After we packed up camp we headed towards Lake St. Clair. The original plan was to hike around the lake; there were supposed to be some great trails around there, but the snow continued throughout the morning. If anything it got worse! We went down to the lake, but it wasn’t worth the misery of hiking in the driving snow when we wouldn’t even get the pretty views. Instead, we hung out at the visitor’s center drinking hot chocolate around the fire and checking out their great displays about the Overland Track, conservation in Tasmania, and all the amazing wildlife on the island.
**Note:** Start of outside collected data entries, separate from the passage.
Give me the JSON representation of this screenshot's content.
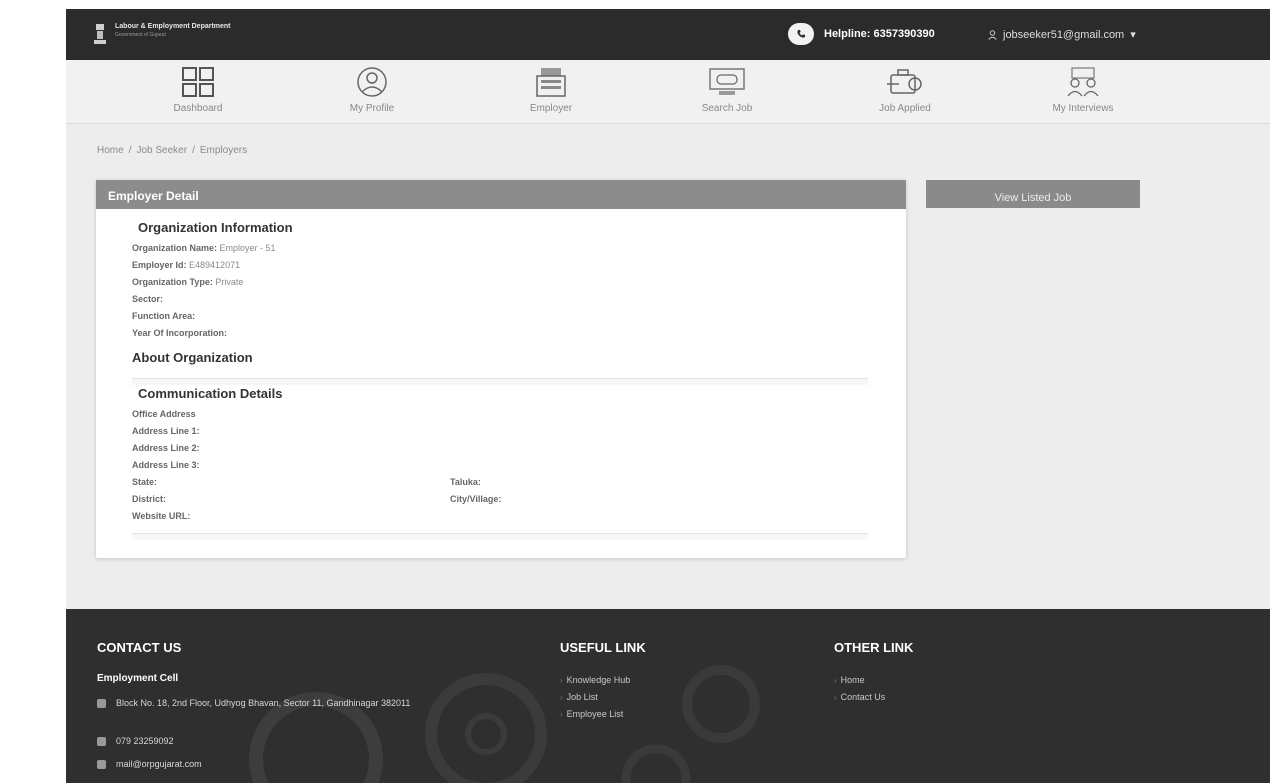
{
  "header": {
    "dept_name": "Labour & Employment Department",
    "gov_name": "Government of Gujarat",
    "helpline": "Helpline: 6357390390",
    "user_email": "jobseeker51@gmail.com",
    "user_caret": "▾"
  },
  "nav": {
    "items": [
      {
        "label": "Dashboard",
        "icon": "dashboard-grid-icon"
      },
      {
        "label": "My Profile",
        "icon": "user-profile-icon"
      },
      {
        "label": "Employer",
        "icon": "building-icon"
      },
      {
        "label": "Search Job",
        "icon": "search-job-monitor-icon"
      },
      {
        "label": "Job Applied",
        "icon": "briefcase-arrow-icon"
      },
      {
        "label": "My Interviews",
        "icon": "interview-people-icon"
      }
    ]
  },
  "breadcrumb": [
    "Home",
    "Job Seeker",
    "Employers"
  ],
  "breadcrumb_sep": "/",
  "card": {
    "title": "Employer Detail",
    "org_info_title": "Organization Information",
    "org_fields": [
      {
        "label": "Organization Name:",
        "value": "Employer - 51"
      },
      {
        "label": "Employer Id:",
        "value": "E489412071"
      },
      {
        "label": "Organization Type:",
        "value": "Private"
      },
      {
        "label": "Sector:",
        "value": ""
      },
      {
        "label": "Function Area:",
        "value": ""
      },
      {
        "label": "Year Of Incorporation:",
        "value": ""
      }
    ],
    "about_title": "About Organization",
    "comm_title": "Communication Details",
    "office_address": "Office Address",
    "address_lines": [
      "Address Line 1:",
      "Address Line 2:",
      "Address Line 3:"
    ],
    "state_label": "State:",
    "taluka_label": "Taluka:",
    "district_label": "District:",
    "city_label": "City/Village:",
    "website_label": "Website URL:"
  },
  "view_listed_job": "View Listed Job",
  "footer": {
    "contact_title": "CONTACT US",
    "cell_name": "Employment Cell",
    "address": "Block No. 18, 2nd Floor, Udhyog Bhavan, Sector 11, Gandhinagar 382011",
    "phone": "079 23259092",
    "email": "mail@orpgujarat.com",
    "useful_title": "USEFUL LINK",
    "useful_links": [
      "Knowledge Hub",
      "Job List",
      "Employee List"
    ],
    "other_title": "OTHER LINK",
    "other_links": [
      "Home",
      "Contact Us"
    ]
  },
  "colors": {
    "topbar": "#2b2b2b",
    "navbar": "#f1f1f1",
    "card_header": "#8c8c8c",
    "footer": "#2f2f2f"
  }
}
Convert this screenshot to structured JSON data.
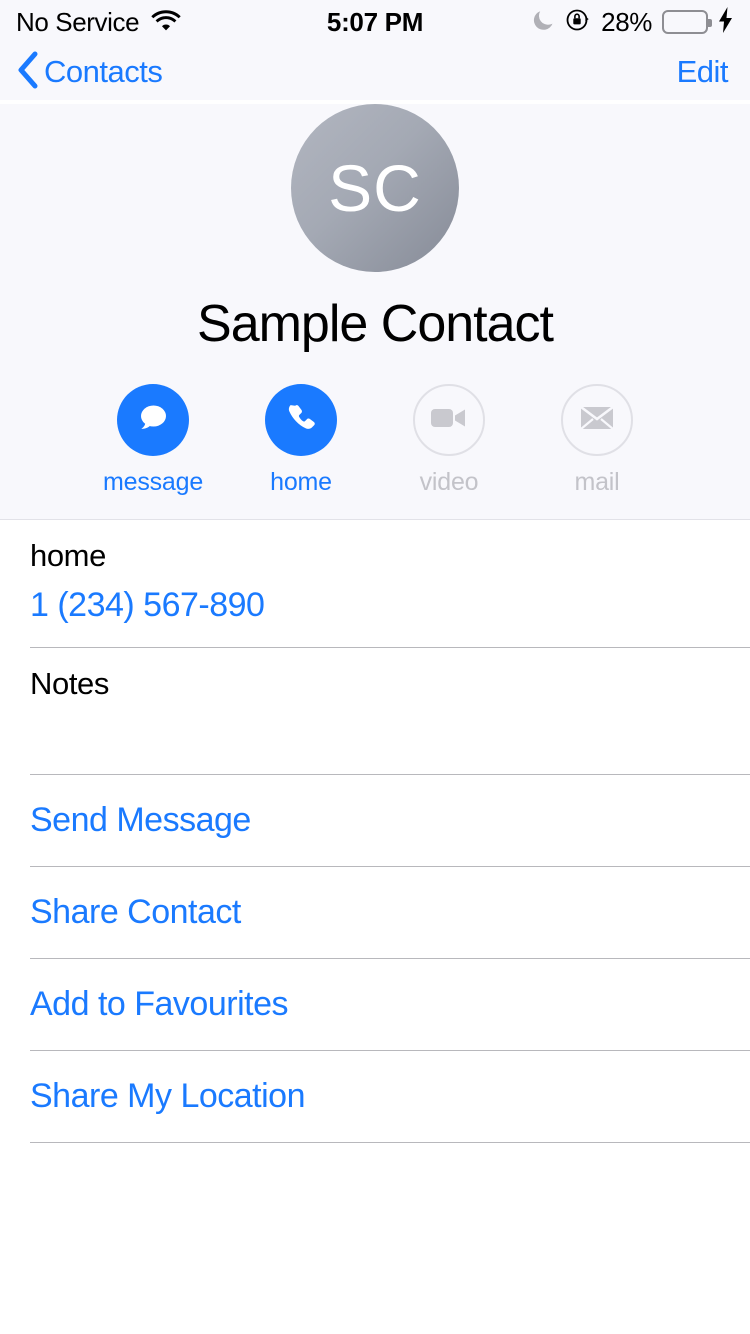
{
  "status_bar": {
    "carrier": "No Service",
    "wifi_icon": "wifi-icon",
    "time": "5:07 PM",
    "do_not_disturb_icon": "moon-icon",
    "rotation_lock_icon": "rotation-lock-icon",
    "battery_percent": "28%",
    "battery_level": 28,
    "charging_icon": "lightning-bolt-icon",
    "battery_color": "#4cd964"
  },
  "nav_bar": {
    "back_icon": "chevron-left-icon",
    "back_label": "Contacts",
    "edit_label": "Edit"
  },
  "contact": {
    "initials": "SC",
    "name": "Sample Contact",
    "avatar_gradient_start": "#b2b6c0",
    "avatar_gradient_end": "#868b97"
  },
  "quick_actions": [
    {
      "label": "message",
      "icon": "message-bubble-icon",
      "enabled": true
    },
    {
      "label": "home",
      "icon": "phone-handset-icon",
      "enabled": true
    },
    {
      "label": "video",
      "icon": "video-camera-icon",
      "enabled": false
    },
    {
      "label": "mail",
      "icon": "envelope-icon",
      "enabled": false
    }
  ],
  "fields": {
    "phone_label": "home",
    "phone_value": "1 (234) 567-890",
    "notes_label": "Notes",
    "notes_value": ""
  },
  "action_rows": [
    {
      "label": "Send Message"
    },
    {
      "label": "Share Contact"
    },
    {
      "label": "Add to Favourites"
    },
    {
      "label": "Share My Location"
    }
  ],
  "colors": {
    "accent_blue": "#1a7aff",
    "header_bg": "#f8f8fc",
    "separator": "#b8b8bc",
    "disabled_gray": "#c3c3c9"
  }
}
It was still a nice way to pass the time, but the guys were even more annoyed at the change in plans.
Beautiful day at the lake

Nice view from the pier, apparently there were mountains behind us, but I don't know if I believe that...
We left and turned east again, making our way back towards Hobart, our road trip almost over. Just past Lake St. Clair we stopped at a really unique gallery in the middle of nowhere called The Wall in the Wilderness. The artist who owns it, Greg Duncan, does sculptures in wood and he has a strong interest in the history of Tasmania, particularly the settlement and logging of the island. He carves the most amazing things out of Huon pine, a tree native to Tasmania that smells soooo good. We stepped out of the cold and the snow into a beautiful warm gallery with nice music playing, bought a glass of actual wine (not goon), and wandered around looking at the artwork. It was such a welcome taste of civilization after camping in a van for a week. Of course, the guys stayed in the car because they didn’t want to pay the $10 fee to go inside.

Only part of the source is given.